If the evidences of the crime or instrumentalities used in the commission of it are found as a result of the search, it is not only the right but the duty of the officer to seize such evidences and instrumentalities. Carroll et al. v. U. S. (March 2, 1925) 45 S. Ct. 280, 69 L. Ed. ___; Adams v. N. Y., 192 U.S. 585, 24 S. Ct. 372, 48 L. Ed. 575; Garske v. U. S. (C. C. A.) 1 F.(2d) 620; U. S. v. Chin On (D. C.) 297 F. 531; U. S. v. Camarota (D. C.) 278 F. 388. And if the property seized be outlawed or forfeited property, such as burglars' tools, counterfeit coin, lottery tickets, etc., the person from whose possession they are taken can claim no rights in them. They are rightfully subject to seizure on behalf of the government. The government is entitled to the possession of them. Boyd v. U. S., 116 U.S. 616, 6 S. Ct. 524, 29 L. Ed. 746; U. S. v. Welsh, supra; Milam v. U. S. (C. C. A.) 296 F. 629.

Applying these principles to the facts appearing in the case at bar, it follows that inasmuch as the stamps were counterfeit and thus fell into the category of outlawed and forfeited property, and since the possession of them must of necessity constitute a crime, the government is now in possession of them rightfully and not as the result of any wrongful act of its agents.

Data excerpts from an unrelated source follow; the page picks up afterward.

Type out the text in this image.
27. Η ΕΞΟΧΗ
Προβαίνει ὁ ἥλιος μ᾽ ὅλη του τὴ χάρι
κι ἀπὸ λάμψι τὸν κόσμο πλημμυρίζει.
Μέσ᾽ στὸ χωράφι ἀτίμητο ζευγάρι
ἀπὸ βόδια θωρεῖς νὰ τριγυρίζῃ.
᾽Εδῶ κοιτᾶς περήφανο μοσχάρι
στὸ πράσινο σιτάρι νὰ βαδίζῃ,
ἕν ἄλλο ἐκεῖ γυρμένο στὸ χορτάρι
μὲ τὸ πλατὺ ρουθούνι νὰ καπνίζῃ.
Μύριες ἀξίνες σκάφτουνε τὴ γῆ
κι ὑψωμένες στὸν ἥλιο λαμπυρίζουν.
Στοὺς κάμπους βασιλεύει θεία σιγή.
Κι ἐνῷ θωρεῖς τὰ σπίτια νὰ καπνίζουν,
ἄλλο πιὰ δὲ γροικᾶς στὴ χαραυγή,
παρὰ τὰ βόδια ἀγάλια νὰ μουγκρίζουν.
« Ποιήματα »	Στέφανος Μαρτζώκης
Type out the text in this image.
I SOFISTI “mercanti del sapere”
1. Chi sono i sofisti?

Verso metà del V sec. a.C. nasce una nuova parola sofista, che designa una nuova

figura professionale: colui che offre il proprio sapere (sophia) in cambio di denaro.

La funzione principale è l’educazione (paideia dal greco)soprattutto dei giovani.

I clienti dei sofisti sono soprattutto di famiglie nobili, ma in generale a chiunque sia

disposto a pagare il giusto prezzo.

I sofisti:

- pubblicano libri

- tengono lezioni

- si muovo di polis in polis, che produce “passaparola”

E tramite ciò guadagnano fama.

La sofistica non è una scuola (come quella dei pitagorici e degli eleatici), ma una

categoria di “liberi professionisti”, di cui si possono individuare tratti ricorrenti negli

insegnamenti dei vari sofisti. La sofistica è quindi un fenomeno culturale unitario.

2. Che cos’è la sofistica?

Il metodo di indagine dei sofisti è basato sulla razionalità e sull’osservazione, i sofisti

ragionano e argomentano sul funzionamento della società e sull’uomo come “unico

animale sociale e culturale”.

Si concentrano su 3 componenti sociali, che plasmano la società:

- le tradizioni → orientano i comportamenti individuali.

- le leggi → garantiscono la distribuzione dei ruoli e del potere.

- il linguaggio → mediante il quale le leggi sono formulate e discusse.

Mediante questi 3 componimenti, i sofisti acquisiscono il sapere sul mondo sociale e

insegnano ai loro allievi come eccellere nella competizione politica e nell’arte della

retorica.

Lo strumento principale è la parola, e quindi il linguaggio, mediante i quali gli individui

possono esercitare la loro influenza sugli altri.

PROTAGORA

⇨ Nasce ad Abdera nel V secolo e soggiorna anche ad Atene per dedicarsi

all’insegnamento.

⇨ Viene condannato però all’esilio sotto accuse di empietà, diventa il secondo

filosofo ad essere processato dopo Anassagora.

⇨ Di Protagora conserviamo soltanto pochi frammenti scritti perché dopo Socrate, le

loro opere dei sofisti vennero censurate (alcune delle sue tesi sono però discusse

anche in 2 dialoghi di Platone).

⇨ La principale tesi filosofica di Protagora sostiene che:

There would seem, therefore, to be no justification for invoking the federal rule that evidence obtained as a result of an unreasonable search and seizure must be excluded from the trial of the person whose constitutional rights had been thus invaded. Here *366 the search and seizure were not unreasonable. The defendant's rights secured under both the Fourth and Fifth Amendments have not been violated. U. S. v. Welsh, supra.

I have reached the conclusion that the government may use at the trial, on the indictment for the possession of counterfeit strip label stamps, the evidence obtained by the government agents so far as such evidence is based on the discovery of the stamps.

The case of U. S. v. Boyd (D. C.) 1 F.(2d) 1019, to which my attention has been called, is easily distinguishable. There the search was in a dwelling house and intoxicating liquors were found which well might have been lawfully possessed by the defendant.

Defendant's motion to exclude the evidence is overruled.